Systems Design and Implementation Seminar
- Robert Mehrabian Collaborative Innovation Center
- Panther Hollow Conference Room 4101
- ADITYA AKELLA
- Professor of Computer Sciences and H. I. Romnes Faculty Fellow
- Department of Computer Sciences
- University of Wisconsin-Madison
Computer Systems for Data Analysis in a Changing World
Large-scale data analysis is a key driver not just of business decisions and application logic, but also major recent innovations in computer science. However, the data analytics landscape is facing constant disruption. Trends such as geo-distribution of datasets, with the associated regulations on data movement, the emergence of analytics-as-a-service, and the popularity of new compute substrates such as serverless computing, edge computing, and spot markets are stretching the designs of existing data analytics stacks beyond their original targets.

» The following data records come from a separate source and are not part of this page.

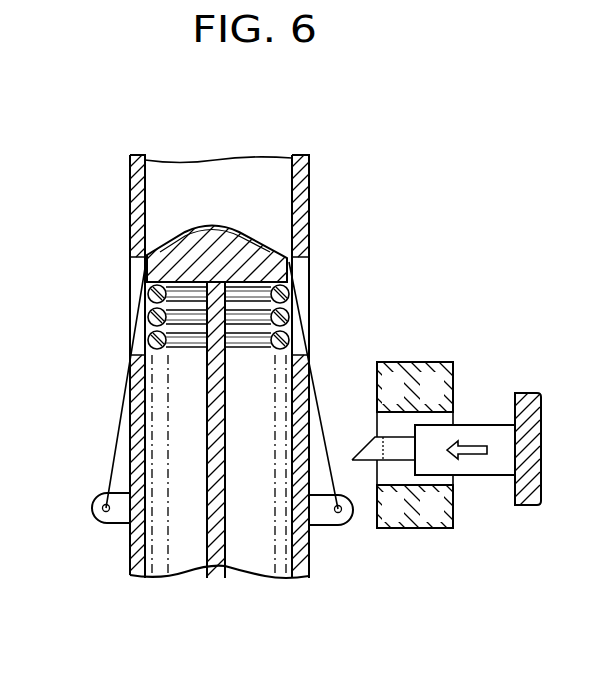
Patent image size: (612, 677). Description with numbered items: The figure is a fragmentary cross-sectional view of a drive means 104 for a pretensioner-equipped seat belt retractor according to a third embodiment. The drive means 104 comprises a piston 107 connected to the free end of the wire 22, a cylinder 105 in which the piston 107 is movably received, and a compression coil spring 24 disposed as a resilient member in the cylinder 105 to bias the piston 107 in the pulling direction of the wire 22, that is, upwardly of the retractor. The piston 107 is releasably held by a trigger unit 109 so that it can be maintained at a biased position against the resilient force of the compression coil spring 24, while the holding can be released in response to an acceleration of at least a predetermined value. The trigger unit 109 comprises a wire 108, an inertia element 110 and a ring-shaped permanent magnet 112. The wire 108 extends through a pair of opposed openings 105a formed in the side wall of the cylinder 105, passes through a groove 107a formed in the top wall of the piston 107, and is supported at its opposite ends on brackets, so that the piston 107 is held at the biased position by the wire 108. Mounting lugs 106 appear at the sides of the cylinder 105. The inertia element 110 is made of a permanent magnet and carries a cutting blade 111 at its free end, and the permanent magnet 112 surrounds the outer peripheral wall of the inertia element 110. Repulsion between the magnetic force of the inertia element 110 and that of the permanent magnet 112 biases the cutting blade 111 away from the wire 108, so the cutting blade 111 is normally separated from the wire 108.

The drive means 104 is at (218, 366).
The cylinder 105 is at (313, 210).
The openings 105a is at (135, 286).
The mounting lugs 106 is at (108, 524).
The piston 107 is at (240, 233).
The groove 107a is at (190, 232).
The wire 108 is at (312, 390).
The trigger unit 109 is at (446, 415).
The inertia element 110 is at (475, 425).
The cutting blade 111 is at (366, 465).
The permanent magnet 112 is at (430, 362).
The compression coil spring 24 is at (248, 346).
The wire 22 is at (216, 570).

This has left even state-of-the-art analytics stacks incapable of supporting modern-day analytics.
I will describe some of the systems my group has developed that highlight general principles and building blocks for fast, flexible analytics in the face of such disruption. Carbyne is a new cluster management system for analytics-as-a-service that leverages cross-layer design and implicit cross-analytics coordination to ensure efficient, fast, and resource-fair analytics. Clarinet is a new multi-query optimizer for geo-distributed analytics that is built atop explicit cross-query coordination and delayed query plan binding. QOOP refactors the interfaces between, and the responsibilities of, query optimizers, execution engines, and schedulers to enable bottom-up feedback and query replanning in the face of volatility in the resources available for analytics which might arise, for example, in spot markets. I will conclude with an overview of our current work on Whiz, a new, completely re-envisioned data analytics stack. Whiz elevates intermediate data as a first-class entity, enabling the highly-adaptive and general “data-driven computation” paradigm for accelerating batch stream and graph analytics.